Михаил Салтыков-Щедрин - Сборник Страница 15

Тут можно читать бесплатно Михаил Салтыков-Щедрин - Сборник. Жанр: Проза / Русская классическая проза, год неизвестен. Так же Вы можете читать полную версию (весь текст) онлайн без регистрации и SMS на сайте Knigogid (Книгогид) или прочесть краткое содержание, предисловие (аннотацию), описание и ознакомиться с отзывами (комментариями) о произведении.

Михаил Салтыков-Щедрин - Сборник читать онлайн бесплатно

Михаил Салтыков-Щедрин - Сборник - читать книгу онлайн бесплатно, автор Михаил Салтыков-Щедрин

Я знаю, что когда этот миг настанет, когда все уже совершится, тогда явится прокурор и примет мой хладный прах в свое заведование. Он все взвесит, все разберет и за все отомстит. Отомстит — кому? Лично вот этому «червонному валету», который унес у меня столько-то рублей? Помилуйте! да неужто же я до того мелочен, непонятливо зол, чтоб не уразуметь, что во всей этой истории «червонный валет» ни при чем, что он только вещественный знак тех невещественных отношений, перед которыми самые похвальные усилия прокуроров и их товарищей разобьются, как волна разбивается о гранитный утес?

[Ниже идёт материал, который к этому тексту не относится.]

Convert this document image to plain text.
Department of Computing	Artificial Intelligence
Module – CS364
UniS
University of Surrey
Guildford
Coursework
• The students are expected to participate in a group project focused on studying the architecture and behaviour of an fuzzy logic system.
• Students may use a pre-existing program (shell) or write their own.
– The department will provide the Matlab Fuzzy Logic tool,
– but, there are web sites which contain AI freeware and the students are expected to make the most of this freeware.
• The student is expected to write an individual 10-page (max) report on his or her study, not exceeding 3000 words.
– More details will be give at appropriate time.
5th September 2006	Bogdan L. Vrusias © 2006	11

Но допустим даже, что я мелочен и зол и что личная месть могла бы удовлетворить меня, однако и этот крохотный результат едва ли уж так несомненно достижим, как это можно предположить с первого взгляда. Легко сказать: прокурор отомстит, но ведь не соло же он будет выделывать на суде, а выйдет навстречу ему адвокат, вынет из кармана святое Евангелие (он уж с неделю назад его в синодальной лавке купил и все рылся: плевелы… плевелы… плевелы… а! вот, наконец, нашел!) и проклянет час своего рождения, убеждая вселенную вообще и господ присяжных в особенности, что истинный виновник постигшего меня умертвия не сей «питомец славы», велениями судеб превратившийся в «червонного валета», а я сам, дурак и простофиля, введший его в соблазн.

Кто устоит в неравном бое?

III

Тоска! некуда деваться, не к чему приступиться, не об чем думать! Стучаться в запертую дверь — бесплодно; ломиться в нее — надорвешь силы. Вышла было линия — воровать, да и та повернулась не на пользу, а по направлению к скамье подсудимых. Даже коренные, прожженные хищники и те удивляются: воруют, а никак-таки наворованное к рукам пристать не может — все, словно сквозь сито, так и плывет, так и плывет… куда?

— У меня, брат, третьего дня деньги унесли, — говорю я, вместо привета, входящему ко мне Глумову.

— А у меня — вчера унесли, — приветствует меня и он в свою очередь.

— У меня Сидор Кондратьич унес, а у тебя кто?

— У меня? а прах их знает! Говорят на Ивана Иваныча, да я не верю. Впрочем, и ты, любезный друг, на Сидора-то Кондратьича клевещешь, кажется.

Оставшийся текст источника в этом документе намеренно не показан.